In the Liquid World, everything changes so quickly that it brings the feeling that life is provisional. Liquid Times are defined by uncertainty. If, in previous generations, large numbers of people spent their whole lives in the same workplace, with the same occupation, and frequently the same partner and family living in the same house, residents of the Liquid World were obliged to change their workplace and occupation, adapting themselves to the dynamic environment. This contextual instability is related to a high degree of geographic mobility. The liquidity dynamic modified social relationships, which became fragile. Social ties became brittle, increasing people’s solitude. The persistent belief that buying the latest product in fashion would make us happy was a powerful illusion. This is the Baumanian deconstruction of our Western societies.

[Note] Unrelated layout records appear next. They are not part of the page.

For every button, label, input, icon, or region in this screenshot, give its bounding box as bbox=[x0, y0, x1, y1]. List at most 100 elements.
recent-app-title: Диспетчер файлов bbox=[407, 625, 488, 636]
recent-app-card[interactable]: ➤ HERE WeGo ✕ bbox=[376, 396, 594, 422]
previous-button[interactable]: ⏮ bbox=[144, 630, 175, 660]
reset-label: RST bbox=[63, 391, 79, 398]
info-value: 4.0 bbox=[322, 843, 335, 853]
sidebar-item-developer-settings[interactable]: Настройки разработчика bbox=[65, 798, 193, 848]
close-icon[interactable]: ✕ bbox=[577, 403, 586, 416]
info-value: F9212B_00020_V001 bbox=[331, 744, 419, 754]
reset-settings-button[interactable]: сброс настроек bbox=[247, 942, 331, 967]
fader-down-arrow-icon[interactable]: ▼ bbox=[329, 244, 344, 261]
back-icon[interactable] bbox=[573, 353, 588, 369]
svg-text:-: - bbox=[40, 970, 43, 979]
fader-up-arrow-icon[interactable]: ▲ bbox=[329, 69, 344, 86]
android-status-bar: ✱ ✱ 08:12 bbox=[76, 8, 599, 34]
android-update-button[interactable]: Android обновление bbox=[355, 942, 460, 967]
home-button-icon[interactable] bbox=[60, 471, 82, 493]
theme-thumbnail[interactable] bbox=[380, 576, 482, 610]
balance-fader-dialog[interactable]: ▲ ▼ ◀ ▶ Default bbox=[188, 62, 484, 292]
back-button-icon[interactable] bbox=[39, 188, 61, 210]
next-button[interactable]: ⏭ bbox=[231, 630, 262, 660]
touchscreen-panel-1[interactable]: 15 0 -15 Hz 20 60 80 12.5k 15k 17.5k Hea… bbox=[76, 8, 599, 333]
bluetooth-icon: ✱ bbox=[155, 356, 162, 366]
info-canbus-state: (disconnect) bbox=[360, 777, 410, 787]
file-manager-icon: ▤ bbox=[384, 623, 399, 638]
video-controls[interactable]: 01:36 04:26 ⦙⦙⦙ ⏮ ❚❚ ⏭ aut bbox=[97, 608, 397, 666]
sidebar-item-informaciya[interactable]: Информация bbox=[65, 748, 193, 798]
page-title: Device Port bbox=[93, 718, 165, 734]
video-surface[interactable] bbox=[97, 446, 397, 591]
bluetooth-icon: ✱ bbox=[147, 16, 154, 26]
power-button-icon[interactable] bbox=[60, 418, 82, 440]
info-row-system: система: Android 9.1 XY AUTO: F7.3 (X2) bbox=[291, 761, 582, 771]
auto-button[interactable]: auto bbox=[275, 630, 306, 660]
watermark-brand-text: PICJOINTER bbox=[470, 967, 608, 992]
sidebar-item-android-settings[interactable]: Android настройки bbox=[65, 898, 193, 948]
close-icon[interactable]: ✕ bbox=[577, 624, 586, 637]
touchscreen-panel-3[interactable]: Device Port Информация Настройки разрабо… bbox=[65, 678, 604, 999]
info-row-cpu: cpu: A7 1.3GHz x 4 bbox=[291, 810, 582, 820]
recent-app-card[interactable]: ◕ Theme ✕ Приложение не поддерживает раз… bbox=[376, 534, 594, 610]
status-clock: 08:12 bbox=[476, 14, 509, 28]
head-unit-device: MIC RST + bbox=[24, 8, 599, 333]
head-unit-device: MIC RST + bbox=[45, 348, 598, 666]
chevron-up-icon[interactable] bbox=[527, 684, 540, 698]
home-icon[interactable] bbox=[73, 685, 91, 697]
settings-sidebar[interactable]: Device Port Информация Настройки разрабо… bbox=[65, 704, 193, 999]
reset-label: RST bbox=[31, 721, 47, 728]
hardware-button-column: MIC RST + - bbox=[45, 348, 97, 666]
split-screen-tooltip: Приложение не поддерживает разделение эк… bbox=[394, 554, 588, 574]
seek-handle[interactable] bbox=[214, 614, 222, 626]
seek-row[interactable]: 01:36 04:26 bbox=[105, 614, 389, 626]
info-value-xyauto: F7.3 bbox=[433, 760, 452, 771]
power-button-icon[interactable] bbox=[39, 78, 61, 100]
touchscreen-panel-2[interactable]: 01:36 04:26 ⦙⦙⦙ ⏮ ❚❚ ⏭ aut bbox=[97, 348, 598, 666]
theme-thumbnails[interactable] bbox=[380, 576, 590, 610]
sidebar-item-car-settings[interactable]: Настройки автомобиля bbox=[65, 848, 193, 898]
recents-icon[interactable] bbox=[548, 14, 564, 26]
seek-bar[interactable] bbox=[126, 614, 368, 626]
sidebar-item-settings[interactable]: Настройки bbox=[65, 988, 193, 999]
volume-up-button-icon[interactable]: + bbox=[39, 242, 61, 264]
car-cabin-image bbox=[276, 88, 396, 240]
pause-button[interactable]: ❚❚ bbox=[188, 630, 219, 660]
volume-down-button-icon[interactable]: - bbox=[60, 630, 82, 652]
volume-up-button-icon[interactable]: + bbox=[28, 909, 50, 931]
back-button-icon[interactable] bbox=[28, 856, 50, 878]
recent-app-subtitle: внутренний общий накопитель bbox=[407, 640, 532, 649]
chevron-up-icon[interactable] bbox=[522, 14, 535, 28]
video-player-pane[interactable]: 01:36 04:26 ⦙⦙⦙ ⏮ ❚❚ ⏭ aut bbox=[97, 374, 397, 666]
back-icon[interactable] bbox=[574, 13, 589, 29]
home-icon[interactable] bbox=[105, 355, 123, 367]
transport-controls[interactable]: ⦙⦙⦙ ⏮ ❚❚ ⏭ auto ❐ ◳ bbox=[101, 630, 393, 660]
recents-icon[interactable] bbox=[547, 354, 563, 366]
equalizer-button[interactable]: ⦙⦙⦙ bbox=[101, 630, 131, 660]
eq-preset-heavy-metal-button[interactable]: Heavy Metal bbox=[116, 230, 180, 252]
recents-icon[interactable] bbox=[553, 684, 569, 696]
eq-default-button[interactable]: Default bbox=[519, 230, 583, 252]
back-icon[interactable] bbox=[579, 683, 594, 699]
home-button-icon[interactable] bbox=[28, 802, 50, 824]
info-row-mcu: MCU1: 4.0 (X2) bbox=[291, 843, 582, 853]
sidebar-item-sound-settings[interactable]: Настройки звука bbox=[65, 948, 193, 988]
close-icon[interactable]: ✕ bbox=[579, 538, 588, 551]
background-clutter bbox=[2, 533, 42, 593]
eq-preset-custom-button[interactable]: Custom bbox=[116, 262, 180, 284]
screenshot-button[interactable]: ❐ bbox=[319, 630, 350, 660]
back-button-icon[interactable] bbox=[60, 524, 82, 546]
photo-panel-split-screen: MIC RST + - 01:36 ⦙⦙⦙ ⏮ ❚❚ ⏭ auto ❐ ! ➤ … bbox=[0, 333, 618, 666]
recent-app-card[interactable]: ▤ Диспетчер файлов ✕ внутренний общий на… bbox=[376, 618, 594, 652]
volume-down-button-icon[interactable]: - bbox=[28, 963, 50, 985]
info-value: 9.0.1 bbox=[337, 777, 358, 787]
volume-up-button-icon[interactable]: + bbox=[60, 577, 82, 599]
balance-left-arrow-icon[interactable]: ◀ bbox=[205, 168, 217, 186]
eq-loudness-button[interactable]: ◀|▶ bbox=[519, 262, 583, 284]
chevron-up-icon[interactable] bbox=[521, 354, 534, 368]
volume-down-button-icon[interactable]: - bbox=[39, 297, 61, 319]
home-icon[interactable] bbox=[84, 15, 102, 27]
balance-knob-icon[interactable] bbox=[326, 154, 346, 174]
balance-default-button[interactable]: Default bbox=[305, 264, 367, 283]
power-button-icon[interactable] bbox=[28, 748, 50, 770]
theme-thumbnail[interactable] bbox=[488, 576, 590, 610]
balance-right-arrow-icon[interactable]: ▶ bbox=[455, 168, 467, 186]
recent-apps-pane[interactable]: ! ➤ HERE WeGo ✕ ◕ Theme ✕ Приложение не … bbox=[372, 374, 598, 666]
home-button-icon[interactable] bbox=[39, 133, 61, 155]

Bauman knew a lot about illusions, beliefs, belonging and engagement. He was a former missionary for socialism, who learned lessons from engagement in seeking to build a new society during the first part of his life, then spent the second part of his life telling people about the danger of inhuman engagements and beliefs. His transformation was different from that of colleagues who, criticizing their earlier belief systems, jumped headlong into new, opposing ones (from communism to capitalism). Bauman kept his values and dreams about social justice, but critically analysed the systems that were being produced, ostensibly to achieve noble goals.8

This book, the first extensive biography of Bauman, places his work in the context of his life, and hopefully will enable readers of his work to revisit his books with deeper insight into their messages, which emanate not only from Bauman’s voluminous scholarship and thought, but also from his iconic life experiences.

Notes

  1. 1. The lecture had been organized by the Friedrich Ebert Stiftung, an intellectual branch of the German Social Democratic Party; the independent Ferdinand Lasalle Centre of Social Thought; and the Department of Social and Political Philosophy of the University of Wrocław (Chmielewski, 2015). It was described as a ‘fusion’ of Jewishness (Bauman and Ferdinand Lasalle were Jews – the latter buried in the Wrocław Jewish Cemetery) and Germanness – since the Ebert Stiftung is a German institution – and Leftness, since the speakers and organizers could be classified in that category. An analysis and detailed account of the event by its organizer, Professor Adam Chmielewski, can be read at https://adamjchmielewski.blogspot.com/2015/07/academies-of-hatred.html.
  2. 2. Ibid.
  3. 3. After Liberation, the NSZ units continued their anti-communist struggle and attacked groups tied to the new Soviet-style political system in Poland.
  4. 4. Narodowe Odrodzenie Polski (NOP: National Rebirth of Poland), Polish national radical and nationalist political party that uses the symbols of interwar fascist organizations. The National Radical Camp – ONR – was established in 1981, and in 1992 registered as a legal party (Cała, 2012; Rudnicki, 2018).
  5. 5. This Polish right-wing nationalist organization refers to the movement with a name that existed during the Second Polish Republic. Since 2012, the group has been registered as an association (see Rudnicki, 1985, 2018).
  6. 6. About the methodology employed in this book, see the Appendix.
  7. 7. For more, see the Appendix.
  8. 8. The content of Bauman’s work is only briefly and very partially discussed in this book, which gives a very detailed account of his life and career but leaves a detailed examination of his arguments to others. Most of his work after he took up a position at the University of Leeds is in English, so I decided to focus my account more on the lesser-known aspects of Bauman’s life.